History, Research, and Current Themes


"The world needed John Brown and John Brown came, and time will do him justice." Frederick Douglass (1886)

Search This Blog & Links

Translate

Wednesday, May 31, 2006

A Visit to John Brown’s
Pennsylvania home



Perhaps the least understood and explored chapter in John Brown’s biography is his decade as a resident of Crawford County, Pennsylvania, from about 1826-35. In late 2003, I was privileged to visit the lovely town of Meadville, Pennsylvania, where I was invited by the John Brown Historical Association and the Crawford County Historical Society. My special hosts were local historians Anne Stewart and Ed Edinger, who graciously toured me around the community with special attention to the sites pertaining to Brown’s role in local history.


Brown students will recall that he moved his young family from Ohio over to this northwestern Pennsylvania community in his mid-twenties, where he established himself as a businessman, community leader, postmaster, and church founder in Crawford County. It was in the Meadville area that Brown buried his first wife, Dianthe Lusk, and two children, and subsequently married Mary Ann Day, his faithful wife who supported him in his later militant efforts as a freedom fighter until his death in 1859.


Notable from my tour was the Brown gravesite, the remnants of Brown’s tannery, and the nearby John Brown farm and museum owned by Gary and Donna Coburn. For research purposes, the archives of the Crawford County Historical Society are a rich resource on Meadville in Brown’s era, as are the John Brown papers, a small but notable collection in the Allegheny College Library.
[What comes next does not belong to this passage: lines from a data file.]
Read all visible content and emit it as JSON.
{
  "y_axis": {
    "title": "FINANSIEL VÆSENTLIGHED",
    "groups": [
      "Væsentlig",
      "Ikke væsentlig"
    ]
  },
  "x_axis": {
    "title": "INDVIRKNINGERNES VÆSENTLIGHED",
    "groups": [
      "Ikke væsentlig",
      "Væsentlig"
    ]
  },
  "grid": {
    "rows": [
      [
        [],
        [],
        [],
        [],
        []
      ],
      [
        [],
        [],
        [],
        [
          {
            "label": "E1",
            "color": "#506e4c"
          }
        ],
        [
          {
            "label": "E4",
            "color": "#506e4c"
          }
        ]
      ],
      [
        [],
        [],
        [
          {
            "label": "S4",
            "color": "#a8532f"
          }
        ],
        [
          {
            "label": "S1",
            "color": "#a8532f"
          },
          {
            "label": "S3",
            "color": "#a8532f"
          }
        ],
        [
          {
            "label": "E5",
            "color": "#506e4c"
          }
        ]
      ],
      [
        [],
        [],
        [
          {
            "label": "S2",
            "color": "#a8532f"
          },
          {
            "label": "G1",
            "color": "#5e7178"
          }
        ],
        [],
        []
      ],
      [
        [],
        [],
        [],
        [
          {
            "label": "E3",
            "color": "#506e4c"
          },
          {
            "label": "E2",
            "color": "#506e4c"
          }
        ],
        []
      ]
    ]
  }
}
This collection includes some original Brown letters and copies of his extensive correspondence with his business associate, Seth Thompson. (The original letters to Thompson are held in the Atlanta University Library.)


As noted, Anne Stewart and Ed Edinger are important resource persons, not only for the John Brown story, but the history of their community. Stewart has written perhaps the definitive scholarly article on Brown’s Meadville years in The Journal of Erie Studies (Fall 2002), where she has made a detailed analysis of the period, 1827-36. The profile that emerges is of a conservative, orthodox, business-minded young man, not given to abolitionist organizations or the kind of militant activism that he later promoted in the 1840s in Springfield, Mass. (Incidentally, Anne has rightly scored me on a number of factual errors in my own chapter on Brown’s Pennsylvania years—the unfortunate result of depending on a less reliable scholarly article.) Stewart makes a strong and formidable appeal to the record and facts of Meadville’s history in her portrayal of Brown, and certainly takes issue with those who contend that his militancy emerged during this period. While I continue to believe that Brown engaged in some justice-oriented activism during this period, I must concur that the more outspoken, militant figure of later years had not yet emerged during the Pennsylvania period. Every reader is advised to contact the Erie County Historical Society (417 State St., Erie, Pa., 16501) and order this essential scholarly article.


Ed Edinger, along with Mark Peaster and other colleagues in the John Brown Heritage Association, have made notable contributions in The John Brown Newsletter, an excellent resource for students, scholars, and John Brown enthusiasts. Inquires can be made by writing to JBHA, c/o Ed Edinger, 291 Park Ave., Meadville, Pa., 16335.


Serious students are strongly advised to make their own sojourn to Meadville, Pennsylvania, to visit these valuable sites and deepen their research into Brown’s life. Perhaps John Brown’s Crawford County is no more, but the record and vestiges of this chapter are still rich and noteworthy.▪ (photos by L. DeCaro Jr.)